It’s 5am on the day after Christmas. The holiday was a little less hectic this year. There were less to-dos and more opportunities to be present for the people we love most and to soak in the awe and wonder of our boys. I think that’s the way Christmas was meant to be.
I’ve been awake since 3:30am laying in bed, listening to my youngest son breathe. I’m overcome with an overwhelming sense of comfort and awe and peace.
This little life, this little life with a huge personality was entrusted to Joe and I. The miracle that he is takes my breath away. His laugh, his smile, his zeal for life. That I had some part to play in him being right here, right now, brings me to my knees.

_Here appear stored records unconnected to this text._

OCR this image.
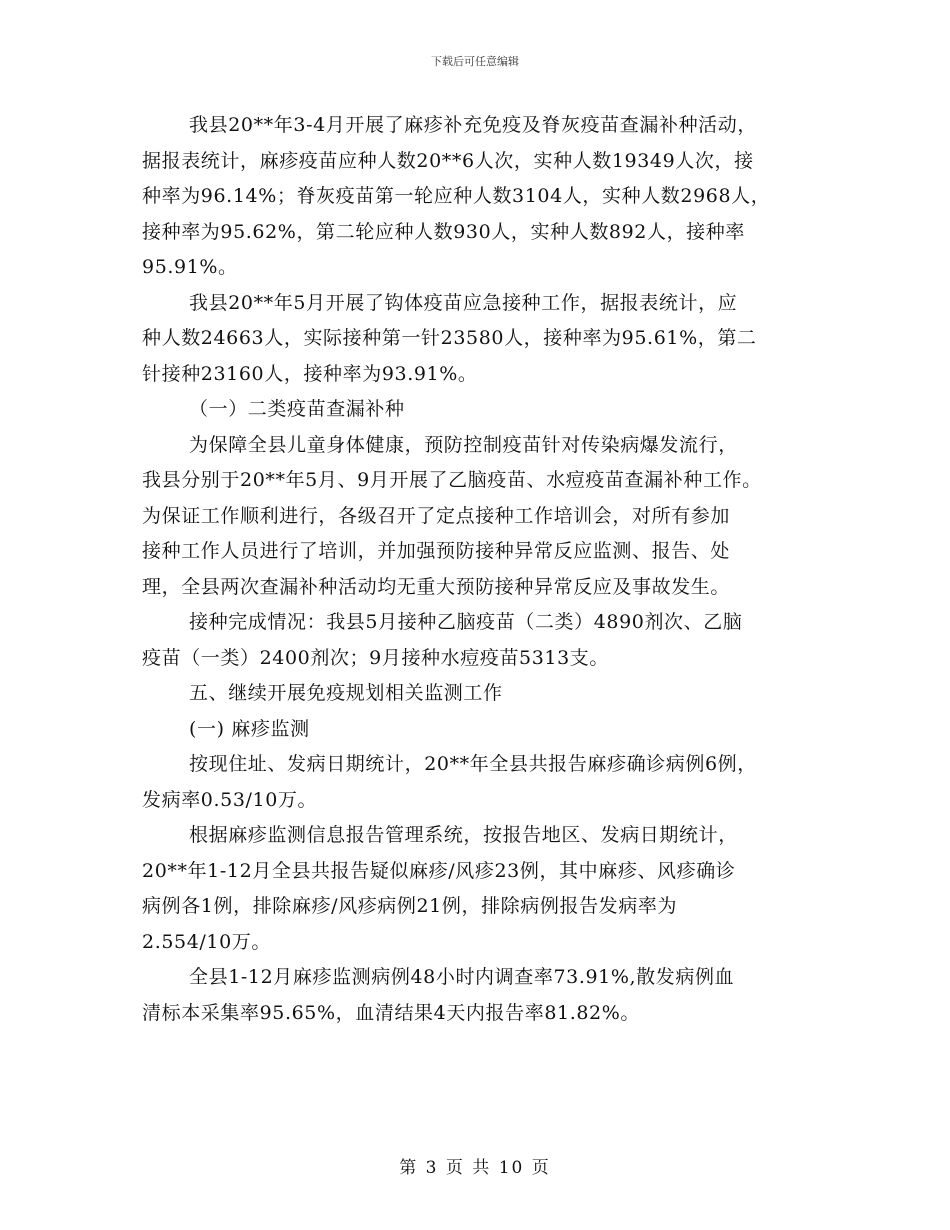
下载后可任意编辑
我县20**年3-4月开展了麻疹补充免疫及脊灰疫苗查漏补种活动，
据报表统计，麻疹疫苗应种人数20**6人次，实种人数19349人次，接
种率为96.14%；脊灰疫苗第一轮应种人数3104人，实种人数2968人，
接种率为95.62%，第二轮应种人数930人，实种人数892人，接种率
95.91%。
我县20**年5月开展了钩体疫苗应急接种工作，据报表统计，应
种人数24663人，实际接种第一针23580人，接种率为95.61%，第二
针接种23160人，接种率为93.91%。
（一）二类疫苗查漏补种
为保障全县儿童身体健康，预防控制疫苗针对传染病爆发流行，
我县分别于20**年5月、9月开展了乙脑疫苗、水痘疫苗查漏补种工作。
为保证工作顺利进行，各级召开了定点接种工作培训会，对所有参加
接种工作人员进行了培训，并加强预防接种异常反应监测、报告、处
理，全县两次查漏补种活动均无重大预防接种异常反应及事故发生。
接种完成情况：我县5月接种乙脑疫苗（二类）4890剂次、乙脑
疫苗（一类）2400剂次；9月接种水痘疫苗5313支。
五、继续开展免疫规划相关监测工作
(一) 麻疹监测
按现住址、发病日期统计，20**年全县共报告麻疹确诊病例6例，
发病率0.53/10万。
根据麻疹监测信息报告管理系统，按报告地区、发病日期统计，
20**年1-12月全县共报告疑似麻疹/风疹23例，其中麻疹、风疹确诊
病例各1例，排除麻疹/风疹病例21例，排除病例报告发病率为
2.554/10万。
全县1-12月麻疹监测病例48小时内调查率73.91%,散发病例血
清标本采集率95.65%，血清结果4天内报告率81.82%。
第 3 页 共 10 页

I watch how he negotiates life. This little man, with 28 months of life behind him. There is wisdom woven into his innocence. He hugs his friends when they’re sad. He jumps with joy across the room and throws his little arms around my neck and squeezes me tight. He laughs loudly and begs for more of what he wants. He doesn’t understand no and refuses to accept life – or anyone – telling him otherwise.
As I lay here and listen to him breathe, I pray – I ask God – and even beg him to help me be the kind of mom that will always embrace who this little man is and always give him permission to go for life with everything he has.
I want to be the kind of mom that never lets the busyness of being mom eclipse the sacredness of motherhood.
I want him to feel free to love deeply.
I want him to take his zeal for life and turn it into whatever brings him joy and blesses the world.
I want him to know without question that he is loved and this world is his for the taking.
I want him to own his gifts and never, ever apologize for them.
I want him to be able to walk through life with confidence knowing that the person God made him to be is enough.
Because he is. And I am. And you are. We all are.
It’s that simple. We don’t have to work so hard to be good, to get the approval of everyone around us. We have to be the person we know we were created to be, and make choices that we know are right for us. And, if like me, that means a holiday with less to-dos and more time to be present, more time to let myself soak in the sacredness of motherhood then let it be exactly that.